I see several landmarks along the path of my faith journey. I was baptized at nine years old, and I assumed that moment was my own doing, not the influence of divine grace. It’s only the more recent and seemingly insignificant moments in which I’ve more readily recognized something actively moving me. The first time I remember awareness of divine movement was when I found myself in a class studying The Lord of the Rings. These readings and discussions introduced me to prevenient grace, the particular sacredness of communion, the permissibility of doubts and questions, and the importance of a public, active faith. Coming from a different Christian tradition, I was often overwhelmed with these revelations; yet the outline of ideas continued to simmer and act as an anchor for my faith until finally finding fullness in the expression of the United Methodist Church.
Another remembrance of divine movement came while reading Dorothy Day’s autobiography. I was stirred by Day’s story of devotion, simplicity, community, and solidarity. Her faith naturally impelled her to the needs of the world. A Catholic encyclical commission echoed Day’s witness: “to help in the renewal and humanization of society and in the rediscovery by believers of the true face of the church.” These imaginings continue to shape my faith and give direction to my vocation.

I felt a third important memory of divine movement when I entered the doors of this church.

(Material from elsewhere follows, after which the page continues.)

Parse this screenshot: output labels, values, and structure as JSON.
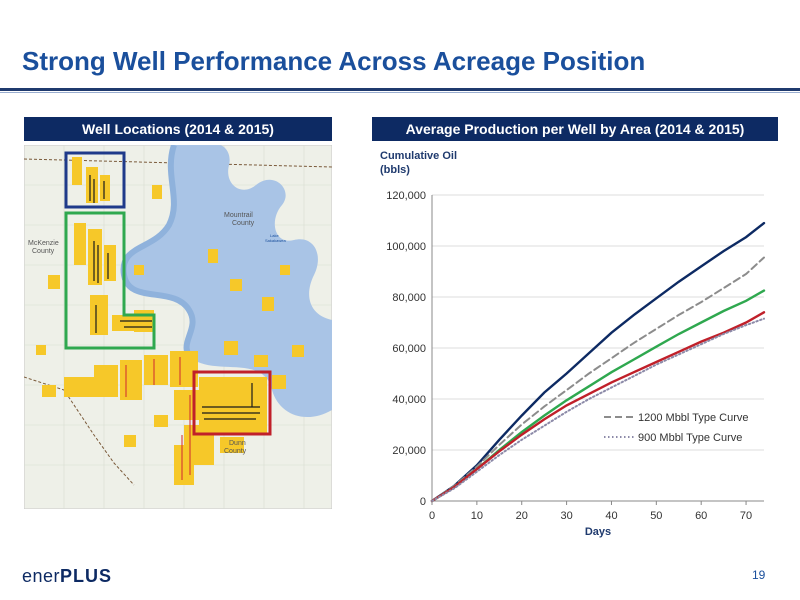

I had been out of sync with my family’s tradition for some time, but within these walls, found a new rhythm. The continual reminder that I’m not expected to leave my brain at the door has been life-giving to this born- questioner. Hearing the experiences of others shared and valued in conversations about faith have confirmed that my own voice matters; and the acceptance of all that is good and beautiful in worship has taught me that I’m beautiful and good, and that God accepts every part of me. In each instance, God brought me into the moment, rather than choosing it for myself. I see this as God’s grace moving me in an unseen direction down a dimly lit path. I’m learning to notice God’s spirit leading me. I’m confident that she will continue drawing me into wider spaces, directing me to “the calling to which I’ve been called.’’ (Eph. 4:1). This never-ending, ever-moving beckoning of grace is my story.